I collect stories in my notebooks and blog about people while I travel instead of souvenirs. Photographs help, too. Often they become beloved characters in books and examples of this or that in columns.
One time before the Arab Uprising, my husband I were in Egypt on a trip that took us back in time. The sites and artifacts were magnificent, and the cultural understandings gained put the region in a proper perspective. I could go on and on.
That's not what I want to tell you, though.
There was a male traveler recently retired from a teaching career in our tour group, and he was traveling around the world solo. He hooked up with our group in Cairo for three weeks. Being a man with a rather out-going personality, he made the rounds of people and we all got to listen to his particular story. I might add that he was a caring individual who took the time to hear from you, too. Some people are like that.
This male traveler - his name doesn't come back to me - explained that his wife and him had planned to travel the world after retirement. Unfortunately, as often the case, she was diagnosed with terminal cancer. Her husband immediately wanted to abandon the idea.
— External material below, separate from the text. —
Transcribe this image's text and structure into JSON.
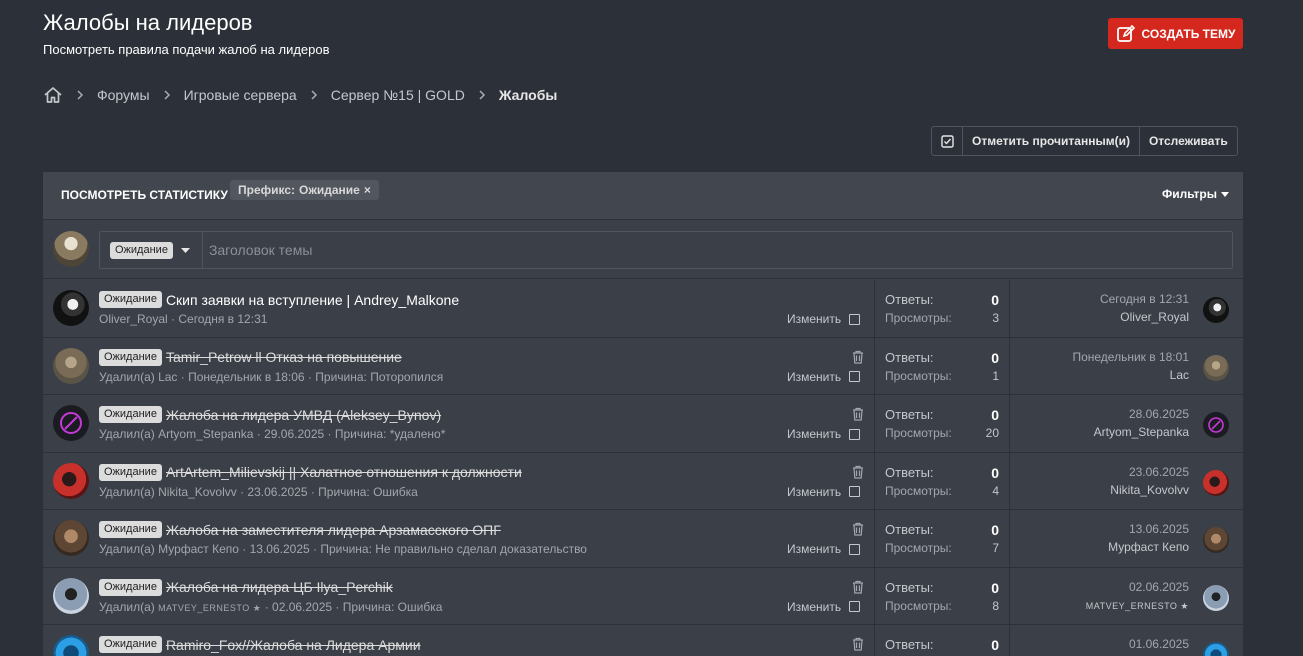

She told him to promise her to go anyhow after she died in her memory. in fact, she helped him organize every part of the adventure from her hospital bed, and studied the travel guides, too.
So, here was the gentleman fufilling his promise, and on and off I would see him leaning over the rail of the Nile River cruise ship looking off into nowhere. Well, I bet that he was talking with his wife and sharing the moment.
Sure there were tears shed in conversations with us, and yet, there was hope, too, when he mentioned the future. He once said that life didn't exactly turn out as he thought it would, and he was learning acceptance of things that he couldn't change.
On the final night of the trip when we were getting ready to fly home, our male traveler was continuing on in Eastern Europe. We all wished him well, for by that time he had immersed himself into our lives, too, teaching us an invaluable lesson.
It's inevitiable that my husband and I talk about him periodically, and it makes us smile reminiscing about how fortunate we were to have had him wander into our lives.